Date of Award
Spring 3-26-2026
Document Type
Dissertation
Degree Name
Doctor of Philosophy (PhD)
Department
Interdisciplinary
First Advisor
A Jay Wagner
Second Advisor
Sumana Chattopadhyay
Third Advisor
Ana Garner
Fourth Advisor
Philip Rocco
Abstract
Health NGOs provide most healthcare in informal settlements. That is the reality on the ground. However, here is a puzzle: many of these organizations possess solid technical skills, yet they struggle to establish partnerships that endure. Why? Understanding how communities view these relationships might tell us something important about what makes partnerships successful or fall apart. The problem is that most research treats residents as passive recipients rather than active participants who shape these relationships through their everyday conversations. Moreover, studies tend to treat power, culture, and participation as separate issues when, in practice, they are intertwined. This qualitative study set out to explore how residents in Mathare use language to assess health NGO partnerships.

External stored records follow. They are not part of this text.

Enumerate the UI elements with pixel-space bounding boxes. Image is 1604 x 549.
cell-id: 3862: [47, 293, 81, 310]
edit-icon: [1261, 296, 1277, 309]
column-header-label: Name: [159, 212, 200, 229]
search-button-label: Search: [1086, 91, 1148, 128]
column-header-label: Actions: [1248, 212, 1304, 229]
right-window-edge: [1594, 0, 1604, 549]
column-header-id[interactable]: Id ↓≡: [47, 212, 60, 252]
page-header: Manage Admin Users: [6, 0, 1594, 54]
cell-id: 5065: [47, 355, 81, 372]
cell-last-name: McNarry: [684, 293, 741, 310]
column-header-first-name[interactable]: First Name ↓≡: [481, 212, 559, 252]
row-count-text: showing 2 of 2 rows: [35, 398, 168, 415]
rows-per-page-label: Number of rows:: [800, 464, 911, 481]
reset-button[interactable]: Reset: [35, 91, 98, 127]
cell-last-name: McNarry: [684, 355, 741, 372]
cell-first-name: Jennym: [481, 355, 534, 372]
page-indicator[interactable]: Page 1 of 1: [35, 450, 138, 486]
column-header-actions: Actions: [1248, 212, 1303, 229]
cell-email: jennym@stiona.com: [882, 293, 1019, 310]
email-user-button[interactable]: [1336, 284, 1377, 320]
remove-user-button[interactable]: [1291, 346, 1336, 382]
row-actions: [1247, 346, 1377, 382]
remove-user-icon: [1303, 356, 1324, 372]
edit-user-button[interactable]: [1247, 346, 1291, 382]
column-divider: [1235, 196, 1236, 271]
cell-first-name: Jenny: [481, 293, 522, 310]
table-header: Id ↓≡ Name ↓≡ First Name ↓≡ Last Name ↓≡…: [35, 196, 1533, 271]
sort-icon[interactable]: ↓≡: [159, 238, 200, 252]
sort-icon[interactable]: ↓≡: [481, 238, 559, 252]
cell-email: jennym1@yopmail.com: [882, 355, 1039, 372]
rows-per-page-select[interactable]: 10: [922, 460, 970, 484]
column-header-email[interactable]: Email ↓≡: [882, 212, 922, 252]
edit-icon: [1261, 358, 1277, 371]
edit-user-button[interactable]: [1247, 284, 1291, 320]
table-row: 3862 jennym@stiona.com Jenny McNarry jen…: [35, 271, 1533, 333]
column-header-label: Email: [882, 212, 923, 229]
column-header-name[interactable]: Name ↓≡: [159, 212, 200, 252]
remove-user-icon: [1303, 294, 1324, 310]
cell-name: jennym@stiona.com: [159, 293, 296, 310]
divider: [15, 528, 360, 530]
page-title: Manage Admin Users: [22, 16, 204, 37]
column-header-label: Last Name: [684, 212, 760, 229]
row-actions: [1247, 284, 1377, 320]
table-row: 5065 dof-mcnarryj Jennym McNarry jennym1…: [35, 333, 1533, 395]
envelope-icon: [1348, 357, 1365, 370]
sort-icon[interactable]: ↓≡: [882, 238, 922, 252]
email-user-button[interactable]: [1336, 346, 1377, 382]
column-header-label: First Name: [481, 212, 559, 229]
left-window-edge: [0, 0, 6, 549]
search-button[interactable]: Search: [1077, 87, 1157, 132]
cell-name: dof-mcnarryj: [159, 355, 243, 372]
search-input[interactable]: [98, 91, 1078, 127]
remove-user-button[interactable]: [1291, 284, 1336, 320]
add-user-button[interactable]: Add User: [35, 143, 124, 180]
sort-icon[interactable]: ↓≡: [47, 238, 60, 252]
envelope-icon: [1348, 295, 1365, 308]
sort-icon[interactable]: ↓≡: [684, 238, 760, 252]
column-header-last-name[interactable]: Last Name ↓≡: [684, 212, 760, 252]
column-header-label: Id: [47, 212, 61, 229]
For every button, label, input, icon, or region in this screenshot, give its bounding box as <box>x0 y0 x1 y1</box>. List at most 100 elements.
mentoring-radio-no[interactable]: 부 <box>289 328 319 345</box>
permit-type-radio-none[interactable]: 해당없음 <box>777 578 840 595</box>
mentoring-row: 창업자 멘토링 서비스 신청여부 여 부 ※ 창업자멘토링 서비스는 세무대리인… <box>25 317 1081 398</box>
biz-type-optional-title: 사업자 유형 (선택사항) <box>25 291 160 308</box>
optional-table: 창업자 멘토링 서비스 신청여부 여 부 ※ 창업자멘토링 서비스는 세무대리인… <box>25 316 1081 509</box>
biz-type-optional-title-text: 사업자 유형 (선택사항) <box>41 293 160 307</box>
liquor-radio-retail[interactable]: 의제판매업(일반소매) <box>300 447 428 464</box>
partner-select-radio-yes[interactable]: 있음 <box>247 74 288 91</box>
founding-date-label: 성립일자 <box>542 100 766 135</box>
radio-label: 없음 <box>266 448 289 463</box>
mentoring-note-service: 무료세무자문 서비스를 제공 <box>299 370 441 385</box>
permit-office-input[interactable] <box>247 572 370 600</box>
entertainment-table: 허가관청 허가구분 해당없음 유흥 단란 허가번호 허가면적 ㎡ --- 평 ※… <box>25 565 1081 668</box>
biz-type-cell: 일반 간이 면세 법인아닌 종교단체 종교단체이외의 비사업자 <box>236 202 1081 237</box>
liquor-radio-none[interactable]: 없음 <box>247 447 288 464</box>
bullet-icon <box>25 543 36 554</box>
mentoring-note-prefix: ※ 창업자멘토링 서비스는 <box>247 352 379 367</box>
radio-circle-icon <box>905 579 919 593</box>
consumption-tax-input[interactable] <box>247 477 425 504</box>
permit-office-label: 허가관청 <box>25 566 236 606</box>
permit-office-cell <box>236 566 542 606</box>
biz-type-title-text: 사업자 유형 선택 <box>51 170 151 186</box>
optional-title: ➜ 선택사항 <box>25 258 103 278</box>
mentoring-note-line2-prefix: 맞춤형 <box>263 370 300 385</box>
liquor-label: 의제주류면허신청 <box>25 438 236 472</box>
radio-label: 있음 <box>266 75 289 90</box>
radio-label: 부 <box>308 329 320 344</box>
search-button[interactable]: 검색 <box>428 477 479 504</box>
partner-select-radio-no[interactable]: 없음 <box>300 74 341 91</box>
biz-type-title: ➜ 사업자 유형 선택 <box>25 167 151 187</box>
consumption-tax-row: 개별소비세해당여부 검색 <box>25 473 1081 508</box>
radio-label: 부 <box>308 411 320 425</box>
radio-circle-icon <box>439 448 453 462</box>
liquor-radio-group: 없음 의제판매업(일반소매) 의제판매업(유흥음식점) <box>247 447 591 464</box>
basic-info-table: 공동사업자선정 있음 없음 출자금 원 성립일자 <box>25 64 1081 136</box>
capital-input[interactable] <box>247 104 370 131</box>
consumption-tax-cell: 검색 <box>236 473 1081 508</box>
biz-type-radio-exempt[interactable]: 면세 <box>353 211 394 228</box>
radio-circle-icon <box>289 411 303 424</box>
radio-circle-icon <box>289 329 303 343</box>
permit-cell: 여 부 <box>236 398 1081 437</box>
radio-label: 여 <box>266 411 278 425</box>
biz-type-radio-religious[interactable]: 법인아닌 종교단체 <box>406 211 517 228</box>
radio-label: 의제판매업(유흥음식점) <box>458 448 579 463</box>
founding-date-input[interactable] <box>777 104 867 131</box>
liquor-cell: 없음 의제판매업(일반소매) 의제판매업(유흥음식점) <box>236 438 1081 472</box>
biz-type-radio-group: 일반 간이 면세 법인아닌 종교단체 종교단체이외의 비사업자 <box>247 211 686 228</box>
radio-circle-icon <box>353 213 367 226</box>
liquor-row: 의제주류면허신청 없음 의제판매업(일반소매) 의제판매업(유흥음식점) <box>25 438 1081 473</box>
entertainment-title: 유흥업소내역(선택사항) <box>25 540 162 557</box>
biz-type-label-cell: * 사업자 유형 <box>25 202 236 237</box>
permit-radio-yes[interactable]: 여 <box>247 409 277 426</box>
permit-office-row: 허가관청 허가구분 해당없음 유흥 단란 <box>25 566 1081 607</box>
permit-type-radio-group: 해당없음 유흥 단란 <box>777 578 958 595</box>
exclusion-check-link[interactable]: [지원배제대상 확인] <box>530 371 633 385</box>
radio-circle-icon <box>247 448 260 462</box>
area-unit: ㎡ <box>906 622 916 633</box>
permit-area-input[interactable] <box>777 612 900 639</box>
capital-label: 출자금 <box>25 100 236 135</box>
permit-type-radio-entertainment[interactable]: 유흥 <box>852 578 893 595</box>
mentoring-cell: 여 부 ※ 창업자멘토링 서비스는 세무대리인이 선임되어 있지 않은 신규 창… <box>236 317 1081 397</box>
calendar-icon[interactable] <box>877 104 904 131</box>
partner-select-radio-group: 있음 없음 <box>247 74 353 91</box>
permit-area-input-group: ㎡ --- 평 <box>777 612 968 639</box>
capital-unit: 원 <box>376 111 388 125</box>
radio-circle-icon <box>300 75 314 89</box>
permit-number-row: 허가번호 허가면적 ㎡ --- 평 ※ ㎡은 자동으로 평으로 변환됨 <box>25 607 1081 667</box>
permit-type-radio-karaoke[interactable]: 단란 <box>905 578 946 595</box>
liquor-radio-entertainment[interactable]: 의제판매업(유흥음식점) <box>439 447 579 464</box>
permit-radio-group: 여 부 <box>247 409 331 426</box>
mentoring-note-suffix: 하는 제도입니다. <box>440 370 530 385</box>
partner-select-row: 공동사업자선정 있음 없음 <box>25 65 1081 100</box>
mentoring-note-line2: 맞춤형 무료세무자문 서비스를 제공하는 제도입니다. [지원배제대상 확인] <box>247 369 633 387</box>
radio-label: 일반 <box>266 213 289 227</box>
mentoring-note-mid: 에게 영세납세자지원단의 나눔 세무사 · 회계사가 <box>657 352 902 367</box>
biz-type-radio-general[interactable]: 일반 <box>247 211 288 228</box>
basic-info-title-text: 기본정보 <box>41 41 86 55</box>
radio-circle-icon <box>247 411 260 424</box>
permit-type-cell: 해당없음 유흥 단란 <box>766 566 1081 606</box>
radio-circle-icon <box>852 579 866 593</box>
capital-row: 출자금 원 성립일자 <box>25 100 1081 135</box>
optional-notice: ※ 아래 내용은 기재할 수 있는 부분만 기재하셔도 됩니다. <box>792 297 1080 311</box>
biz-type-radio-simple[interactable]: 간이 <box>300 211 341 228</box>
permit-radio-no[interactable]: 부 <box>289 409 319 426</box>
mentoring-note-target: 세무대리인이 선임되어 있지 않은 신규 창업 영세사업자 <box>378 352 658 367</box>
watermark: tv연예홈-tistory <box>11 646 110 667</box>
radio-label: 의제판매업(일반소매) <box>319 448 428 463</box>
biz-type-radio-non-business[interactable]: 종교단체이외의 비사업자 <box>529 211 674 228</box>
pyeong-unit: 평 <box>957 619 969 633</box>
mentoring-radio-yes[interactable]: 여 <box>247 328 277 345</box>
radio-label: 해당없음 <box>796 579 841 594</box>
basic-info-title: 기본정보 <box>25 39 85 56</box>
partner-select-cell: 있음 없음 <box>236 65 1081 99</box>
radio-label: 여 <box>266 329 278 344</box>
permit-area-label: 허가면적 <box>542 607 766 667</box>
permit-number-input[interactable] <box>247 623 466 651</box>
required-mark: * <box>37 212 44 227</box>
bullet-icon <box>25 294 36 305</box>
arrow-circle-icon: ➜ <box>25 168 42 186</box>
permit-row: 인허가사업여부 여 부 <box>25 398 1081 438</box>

The premise was straightforward: what people say about these relationships, refined over years of experience, should be treated as genuine expertise. The researcher conducted in-depth, semistructured interviews and analyzed them using a combination of Critical Discourse Analysis and Cultural Discourse Analysis. Three patterns emerged. First, long-term residents deploy phrases that do double duty; they critique power imbalances while simultaneously asserting cultural values. It is not one or the other; it is both at once. Second, people with extensive NGO experience do not compartmentalize their evaluations. They assess organizations holistically, weaving together concerns about power-sharing, cultural respect, and genuine participation into a single judgment. Third, community members appear to predict partnership outcomes through subtle cues that formal evaluations typically overlook. The findings suggest we may be getting things backward. Approaches that prioritize technical competence over relationship-building probably miss what matters most. Real, sustained health improvements seem to depend on organizations sharing power and respecting local culture, not just talking about it. NGOs might want to rethink their hiring practices, placing more weight on relational skills. Community feedback should not be an afterthought used to justify decisions already made elsewhere. It should shape program design from the outset. One more thing: donors need to fund the work of building partnerships, not just the delivery of services. That shift in focus could change everything.